Cette « rotondité » qui forme l’identité de l’architecture hobbite évoque des courbes plutôt féminines, qui la rattachent à la représentation psychologique de la terre maternelle et nourricière. Un éclairage psychanalytique peut venir conforter une telle hypothèse : le trou hobbit, avec son atmosphère intime37) ne met-il pas en place, en filigrane, la question de la « réinvagination » (c’est-à-dire le désir de retourner dans le ventre de sa mère, ici : de Mère Nature) ? Cet imaginaire s’opposerait à une certaine verticalité qui domine nos représentations habituelles de la ville.

On comprend alors l’origine même du nom « Hobbit » : celui-ci provient du rohirique38) « holbytla » qui signifie « fouisseur ». Mais si un tel nom fut attribué dès l’origine à ce peuple en raison d’une certaine identité « troglodyte », il n’est pas certain que cette troglodytude n’ait pas évolué afin de s’adapter aux contingences géophysiques de la Comté. Un paragraphe du Prologue du Seigneur des Anneaux est consacré à cette évolution.

« Les Hobbits avaient tous vécu à l'origine dans des trous creusés dans le sol […] mais, avec le temps, ils avaient dû adopter d'autres formes d'habitation, et c'est dans de telles demeures qu'ils se sentaient le plus à l'aise. De fait, dans la Comté au temps de Bilbon, seuls les plus pauvres et les plus riches maintenaient l'ancienne coutume.
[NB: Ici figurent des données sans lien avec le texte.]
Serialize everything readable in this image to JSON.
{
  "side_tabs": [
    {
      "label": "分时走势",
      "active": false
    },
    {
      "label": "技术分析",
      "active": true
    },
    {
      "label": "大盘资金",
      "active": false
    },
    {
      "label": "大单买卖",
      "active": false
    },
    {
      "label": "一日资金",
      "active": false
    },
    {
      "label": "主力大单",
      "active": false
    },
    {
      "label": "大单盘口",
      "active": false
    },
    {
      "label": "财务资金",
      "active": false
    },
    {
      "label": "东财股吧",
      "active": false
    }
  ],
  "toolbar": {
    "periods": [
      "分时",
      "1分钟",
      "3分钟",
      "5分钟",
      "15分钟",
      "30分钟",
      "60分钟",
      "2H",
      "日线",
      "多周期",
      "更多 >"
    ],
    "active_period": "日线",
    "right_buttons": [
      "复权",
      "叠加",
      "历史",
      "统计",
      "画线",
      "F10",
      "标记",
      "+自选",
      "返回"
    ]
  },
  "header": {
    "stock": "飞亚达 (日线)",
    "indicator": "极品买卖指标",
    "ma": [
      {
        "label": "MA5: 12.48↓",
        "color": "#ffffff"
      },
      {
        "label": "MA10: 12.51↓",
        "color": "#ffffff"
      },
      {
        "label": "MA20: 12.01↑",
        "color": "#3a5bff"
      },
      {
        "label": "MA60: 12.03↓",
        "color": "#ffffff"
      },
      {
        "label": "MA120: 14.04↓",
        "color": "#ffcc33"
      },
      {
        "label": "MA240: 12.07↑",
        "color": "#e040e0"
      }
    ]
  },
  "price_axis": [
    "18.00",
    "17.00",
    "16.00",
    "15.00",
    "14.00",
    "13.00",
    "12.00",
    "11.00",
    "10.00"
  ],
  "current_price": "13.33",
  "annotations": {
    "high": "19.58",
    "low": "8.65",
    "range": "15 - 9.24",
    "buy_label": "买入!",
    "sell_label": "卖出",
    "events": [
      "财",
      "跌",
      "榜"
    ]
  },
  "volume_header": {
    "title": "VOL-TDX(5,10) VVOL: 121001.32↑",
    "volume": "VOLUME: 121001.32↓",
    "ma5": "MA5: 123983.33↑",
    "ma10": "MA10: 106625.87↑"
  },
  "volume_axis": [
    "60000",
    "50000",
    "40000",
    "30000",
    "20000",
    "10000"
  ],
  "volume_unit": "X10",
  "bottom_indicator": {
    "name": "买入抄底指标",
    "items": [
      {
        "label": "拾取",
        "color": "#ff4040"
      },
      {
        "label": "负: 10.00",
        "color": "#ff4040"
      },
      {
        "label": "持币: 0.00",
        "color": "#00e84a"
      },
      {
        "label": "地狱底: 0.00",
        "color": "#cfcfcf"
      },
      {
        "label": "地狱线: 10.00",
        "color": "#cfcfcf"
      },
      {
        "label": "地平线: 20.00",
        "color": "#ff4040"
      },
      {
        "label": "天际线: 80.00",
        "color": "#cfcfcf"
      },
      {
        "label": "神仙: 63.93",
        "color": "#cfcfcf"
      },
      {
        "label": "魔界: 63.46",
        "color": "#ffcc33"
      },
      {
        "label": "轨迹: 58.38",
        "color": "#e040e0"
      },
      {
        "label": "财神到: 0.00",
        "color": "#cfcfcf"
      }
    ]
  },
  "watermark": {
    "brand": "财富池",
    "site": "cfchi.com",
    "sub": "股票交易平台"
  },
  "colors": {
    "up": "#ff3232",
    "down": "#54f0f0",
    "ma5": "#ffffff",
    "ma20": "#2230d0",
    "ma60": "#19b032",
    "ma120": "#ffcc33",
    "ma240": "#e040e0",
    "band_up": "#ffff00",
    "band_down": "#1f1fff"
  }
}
Les plus pauvres continuaient à vivre dans des terriers de l'espèce la plus primitive, de simples trous en vérité à une seule fenêtre ou sans fenêtre du tout ; tandis que les gens cossus construisaient des versions plus luxueuses des simples excavations d'autrefois. Mais les sites convenables à ces vastes tunnels ramifiés (ou smials, comme on les appelait) ne se trouvaient pas n'importe où ; et dans les terrains plats et les régions basses, les Hobbits, à mesure qu'ils se multipliaient, commencèrent à construire en surface. » (p.22, p.I)

L'intérieur de Cul de Sac (© John Howe)

On le voit, en raison de l’insalubrité de certaines régions marécageuses (comme le Maresque39) au toponyme significatif), les Hobbits durent entreprendre la construction de maisons en dur, telle la ferme du père Maggotte40) au pays de Bouc. Il est évident que les Hobbits ne disposent pas d'un équivalent de notre Plan Local d’Urbanisme. Mais le dépassement de ces contraintes naturelles, qui s’est accompagné d’une redistribution socio-spatiale, suppose des mesures d’aménagement et d’assainissement qui, pour spontanées qu’elles soient, n’en sont pas moins réelles et complexes.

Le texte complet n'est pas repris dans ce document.